Governor Deval Patrick said in a statement yesterday: "I am deeply troubled by the findings of the investigation. We have no room for hate in Massachusetts communities.

"I commend the State Police, the ATF, and other law enforcement agencies for bringing the perpetrators to justice. And I stand with this church community, as do all people of good faith, as they rebuild and heal."

Springfield police got a break in the case Nov. 9, five days after the election, when an informant who knew Haskell and Jacques told police that the men had bragged about setting the fire. This week a State Police undercover officer approached Haskell and proposed hiring him to set fire to a house for insurance money.

During the conversation, according to the affidavit, Haskell admitted setting a fire in his neighborhood and told the officer that "he had a $10,000 reward on his head," an amount equal to the reward offered in the church fire.

In a later conversation with the undercover officer, Haskell bragged that he was capable of burning large buildings and cited his role in the Macedonia Church fire, the affidavit said. He also allegedly implicated Jacques. Haskell told the officer the two of them had committed six arsons between them.

Haskell was arrested Wednesday night by State Police on an outstanding warrant, the affidavit said. While in custody, he admitted setting fire to the church and, at another time, a house. He said Jacques was angry that the country was going to have a black president and that blacks and Puerto Ricans would have more rights than whites.
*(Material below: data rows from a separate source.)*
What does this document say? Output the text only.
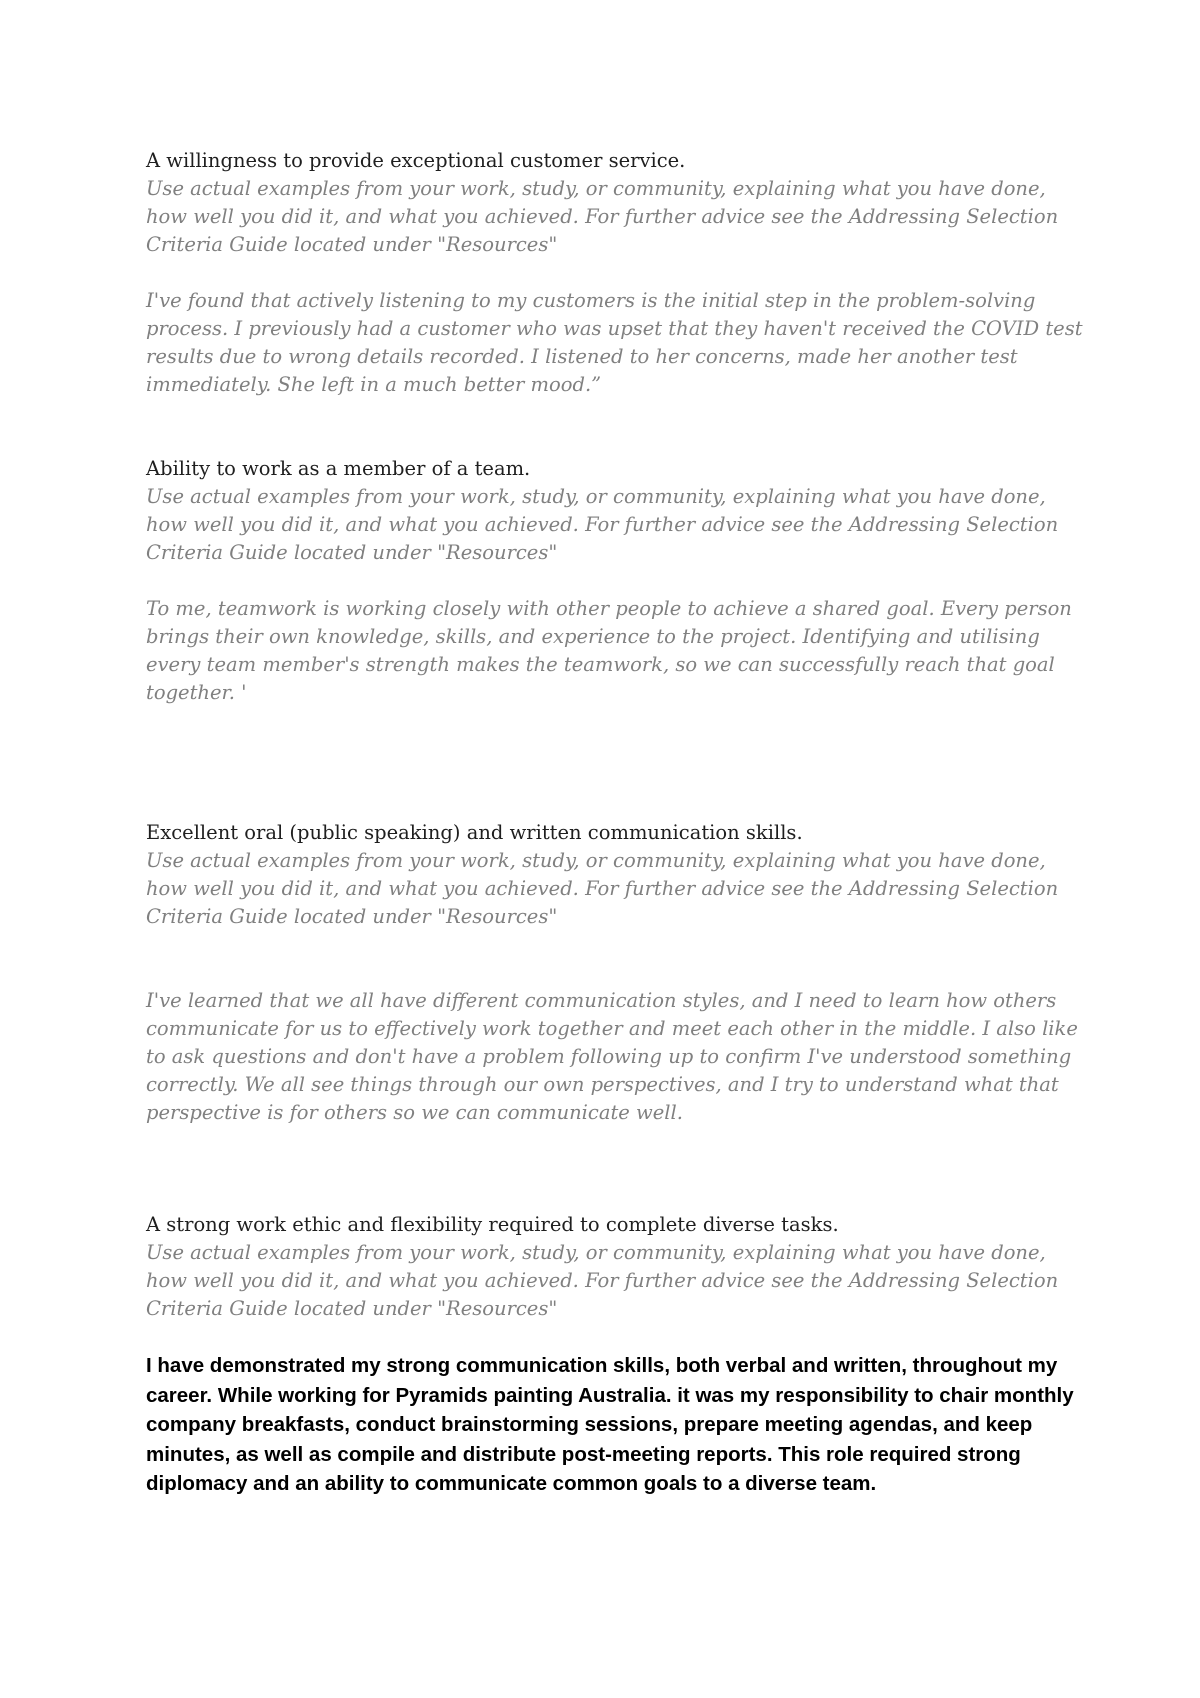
A willingness to provide exceptional customer service.

Use actual examples from your work, study, or community, explaining what you have done, how well you did it, and what you achieved. For further advice see the Addressing Selection Criteria Guide located under "Resources"

I've found that actively listening to my customers is the initial step in the problem-solving process. I previously had a customer who was upset that they haven't received the COVID test results due to wrong details recorded. I listened to her concerns, made her another test immediately. She left in a much better mood.”

Ability to work as a member of a team.

Use actual examples from your work, study, or community, explaining what you have done, how well you did it, and what you achieved. For further advice see the Addressing Selection Criteria Guide located under "Resources"

To me, teamwork is working closely with other people to achieve a shared goal. Every person brings their own knowledge, skills, and experience to the project. Identifying and utilising every team member's strength makes the teamwork, so we can successfully reach that goal together. '

Excellent oral (public speaking) and written communication skills.

Use actual examples from your work, study, or community, explaining what you have done, how well you did it, and what you achieved. For further advice see the Addressing Selection Criteria Guide located under "Resources"

I've learned that we all have different communication styles, and I need to learn how others communicate for us to effectively work together and meet each other in the middle. I also like to ask questions and don't have a problem following up to confirm I've understood something correctly. We all see things through our own perspectives, and I try to understand what that perspective is for others so we can communicate well.

A strong work ethic and flexibility required to complete diverse tasks.

Use actual examples from your work, study, or community, explaining what you have done, how well you did it, and what you achieved. For further advice see the Addressing Selection Criteria Guide located under "Resources"

I have demonstrated my strong communication skills, both verbal and written, throughout my career. While working for Pyramids painting Australia. it was my responsibility to chair monthly company breakfasts, conduct brainstorming sessions, prepare meeting agendas, and keep minutes, as well as compile and distribute post-meeting reports. This role required strong diplomacy and an ability to communicate common goals to a diverse team.
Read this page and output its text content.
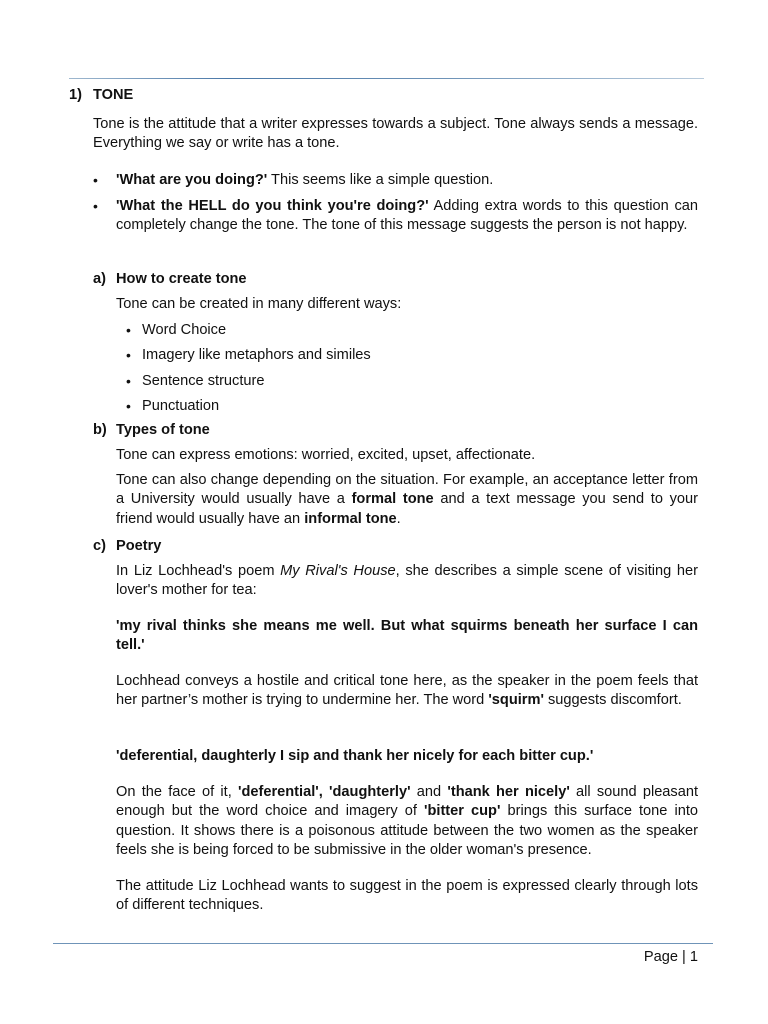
1) TONE

Tone is the attitude that a writer expresses towards a subject. Tone always sends a message. Everything we say or write has a tone.

• 'What are you doing?' This seems like a simple question.

• 'What the HELL do you think you're doing?' Adding extra words to this question can completely change the tone. The tone of this message suggests the person is not happy.

a) How to create tone

Tone can be created in many different ways:

• Word Choice

• Imagery like metaphors and similes

• Sentence structure

• Punctuation

b) Types of tone

Tone can express emotions: worried, excited, upset, affectionate.

Tone can also change depending on the situation. For example, an acceptance letter from a University would usually have a formal tone and a text message you send to your friend would usually have an informal tone.

c) Poetry

In Liz Lochhead's poem My Rival's House, she describes a simple scene of visiting her lover's mother for tea:

'my rival thinks she means me well. But what squirms beneath her surface I can tell.'

Lochhead conveys a hostile and critical tone here, as the speaker in the poem feels that her partner’s mother is trying to undermine her. The word 'squirm' suggests discomfort.

'deferential, daughterly I sip and thank her nicely for each bitter cup.'

On the face of it, 'deferential', 'daughterly' and 'thank her nicely' all sound pleasant enough but the word choice and imagery of 'bitter cup' brings this surface tone into question. It shows there is a poisonous attitude between the two women as the speaker feels she is being forced to be submissive in the older woman's presence.

The attitude Liz Lochhead wants to suggest in the poem is expressed clearly through lots of different techniques.

Page | 1
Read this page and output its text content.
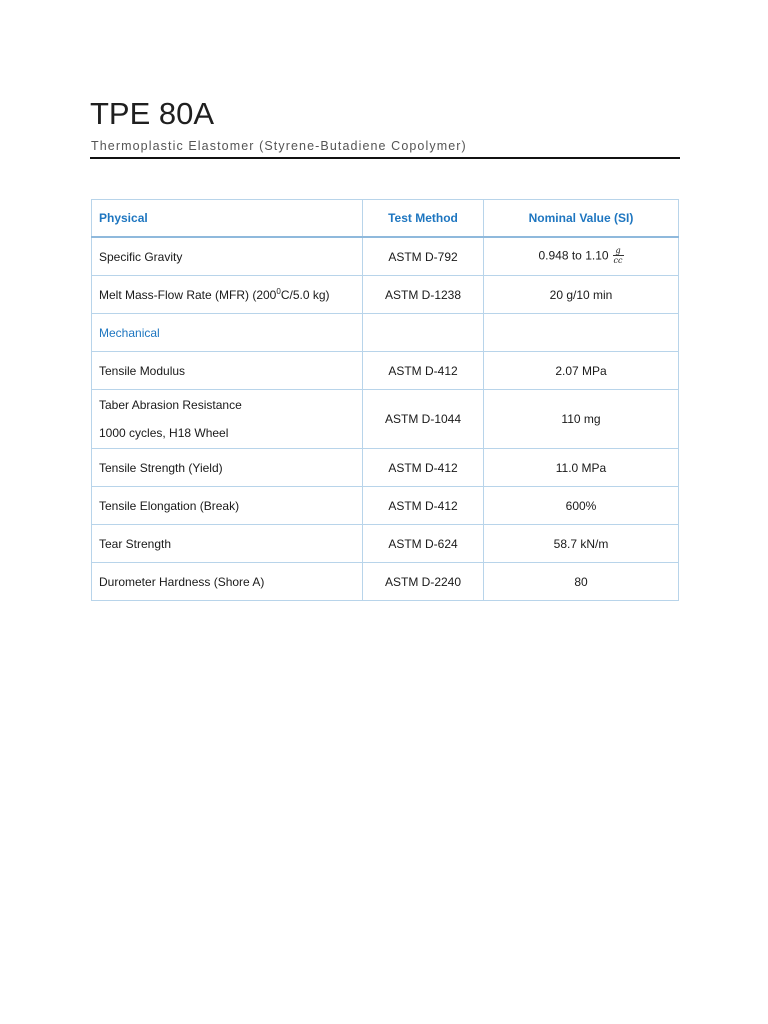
TPE 80A
Thermoplastic Elastomer (Styrene-Butadiene Copolymer)
Physical	Test Method	Nominal Value (SI)
Specific Gravity	ASTM D-792	0.948 to $1.10 \frac{g}{cc}$

Melt Mass-Flow Rate (MFR) ($200^0C/5.0$ kg)	ASTM D-1238	20 g/10 min
Mechanical		
Tensile Modulus	ASTM D-412	2.07 MPa
Taber Abrasion Resistance
1000 cycles, H18 Wheel	ASTM D-1044	110 mg
Tensile Strength (Yield)	ASTM D-412	11.0 MPa
Tensile Elongation (Break)	ASTM D-412	600%
Tear Strength	ASTM D-624	58.7 kN/m
Durometer Hardness (Shore A)	ASTM D-2240	80
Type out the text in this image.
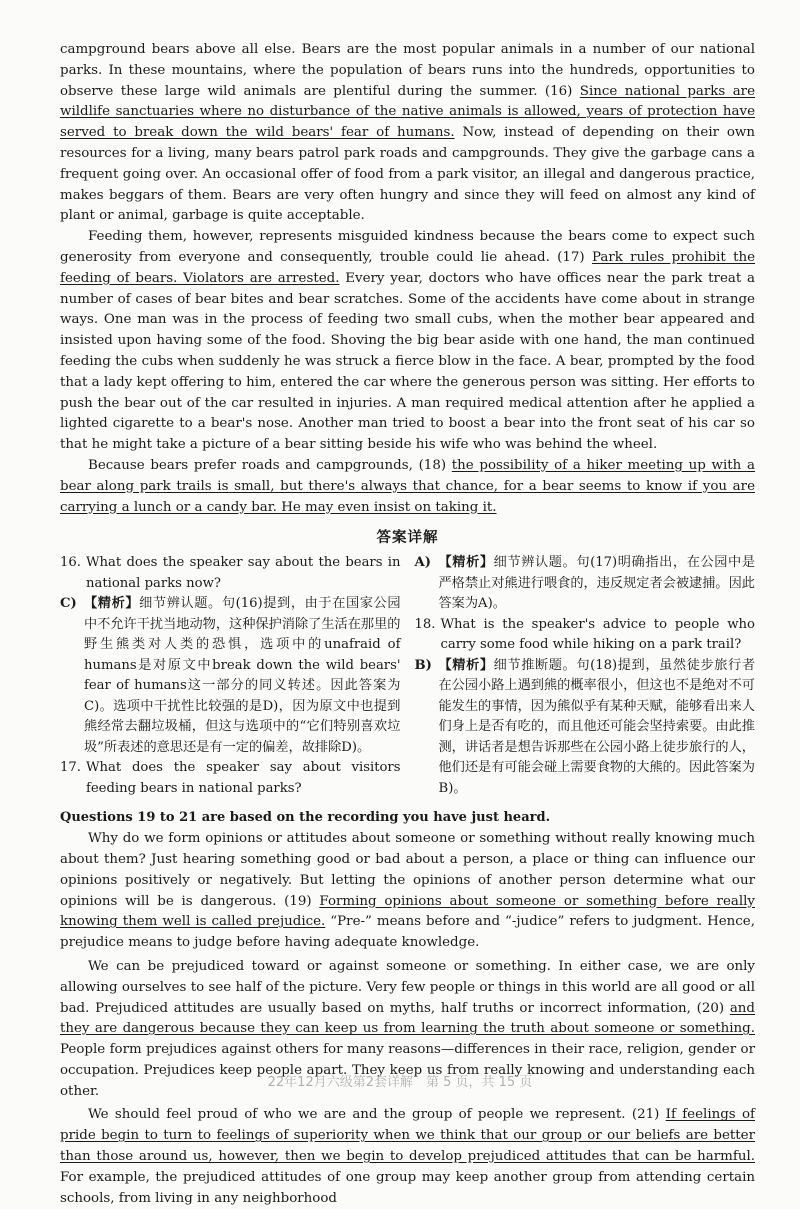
campground bears above all else. Bears are the most popular animals in a number of our national parks. In these mountains, where the population of bears runs into the hundreds, opportunities to observe these large wild animals are plentiful during the summer. (16) Since national parks are wildlife sanctuaries where no disturbance of the native animals is allowed, years of protection have served to break down the wild bears' fear of humans. Now, instead of depending on their own resources for a living, many bears patrol park roads and campgrounds. They give the garbage cans a frequent going over. An occasional offer of food from a park visitor, an illegal and dangerous practice, makes beggars of them. Bears are very often hungry and since they will feed on almost any kind of plant or animal, garbage is quite acceptable.

Feeding them, however, represents misguided kindness because the bears come to expect such generosity from everyone and consequently, trouble could lie ahead. (17) Park rules prohibit the feeding of bears. Violators are arrested. Every year, doctors who have offices near the park treat a number of cases of bear bites and bear scratches. Some of the accidents have come about in strange ways. One man was in the process of feeding two small cubs, when the mother bear appeared and insisted upon having some of the food. Shoving the big bear aside with one hand, the man continued feeding the cubs when suddenly he was struck a fierce blow in the face. A bear, prompted by the food that a lady kept offering to him, entered the car where the generous person was sitting. Her efforts to push the bear out of the car resulted in injuries. A man required medical attention after he applied a lighted cigarette to a bear's nose. Another man tried to boost a bear into the front seat of his car so that he might take a picture of a bear sitting beside his wife who was behind the wheel.

Because bears prefer roads and campgrounds, (18) the possibility of a hiker meeting up with a bear along park trails is small, but there's always that chance, for a bear seems to know if you are carrying a lunch or a candy bar. He may even insist on taking it.

答案详解
16. What does the speaker say about the bears in national parks now?
C) 【精析】细节辨认题。句(16)提到，由于在国家公园中不允许干扰当地动物，这种保护消除了生活在那里的野生熊类对人类的恐惧，选项中的unafraid of humans是对原文中break down the wild bears' fear of humans这一部分的同义转述。因此答案为C)。选项中干扰性比较强的是D)，因为原文中也提到熊经常去翻垃圾桶，但这与选项中的“它们特别喜欢垃圾”所表述的意思还是有一定的偏差，故排除D)。
17. What does the speaker say about visitors feeding bears in national parks?
A) 【精析】细节辨认题。句(17)明确指出，在公园中是严格禁止对熊进行喂食的，违反规定者会被逮捕。因此答案为A)。
18. What is the speaker's advice to people who carry some food while hiking on a park trail?
B) 【精析】细节推断题。句(18)提到，虽然徒步旅行者在公园小路上遇到熊的概率很小，但这也不是绝对不可能发生的事情，因为熊似乎有某种天赋，能够看出来人们身上是否有吃的，而且他还可能会坚持索要。由此推测，讲话者是想告诉那些在公园小路上徒步旅行的人，他们还是有可能会碰上需要食物的大熊的。因此答案为B)。

Questions 19 to 21 are based on the recording you have just heard.

Why do we form opinions or attitudes about someone or something without really knowing much about them? Just hearing something good or bad about a person, a place or thing can influence our opinions positively or negatively. But letting the opinions of another person determine what our opinions will be is dangerous. (19) Forming opinions about someone or something before really knowing them well is called prejudice. “Pre-” means before and “-judice” refers to judgment. Hence, prejudice means to judge before having adequate knowledge.

We can be prejudiced toward or against someone or something. In either case, we are only allowing ourselves to see half of the picture. Very few people or things in this world are all good or all bad. Prejudiced attitudes are usually based on myths, half truths or incorrect information, (20) and they are dangerous because they can keep us from learning the truth about someone or something. People form prejudices against others for many reasons—differences in their race, religion, gender or occupation. Prejudices keep people apart. They keep us from really knowing and understanding each other.

We should feel proud of who we are and the group of people we represent. (21) If feelings of pride begin to turn to feelings of superiority when we think that our group or our beliefs are better than those around us, however, then we begin to develop prejudiced attitudes that can be harmful. For example, the prejudiced attitudes of one group may keep another group from attending certain schools, from living in any neighborhood

22年12月六级第2套详解　第 5 页，共 15 页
He told investigators that hours after Obama's election, he, Jacques, Gleason and a fourth man identified only as Scott took two 5-gallon gasoline cans from Gleason's garage and walked through a wooded area to the back of the unfinished church, according to the affidavit. Gleason's house abuts the property.

Jacques was arrested Thursday and Gleason yesterday, after telling undercover officers similar stories. Christina DiIorio-Sterling, a spokeswoman for the US attorney's office, declined to say whether investigators are seeking the fourth man.

The Anti-Defamation League, New England Region, condemned the arson yesterday and praised the arrests.

"We are outraged by this alleged hate crime, which appears to have been a deliberate attack against an African-American house of worship, on the eve of Barack Obama being elected President," said Robert Trestan of the group. "This incident is a reminder that racism and hate are still a reality in America, and we must work together to build communities that are safe and respectful for all."

Bill Blatch, a retired State Police lieutenant and the president of Black Men of Greater Springfield, said he was heartened to see blacks and whites in Springfield pull together in the aftermath of the burning of the church.

"As President-elect Obama states, we can do this thing, but we can only do this thing together," he said.

The congregation has begun to remove the debris and start building a new church for the second time.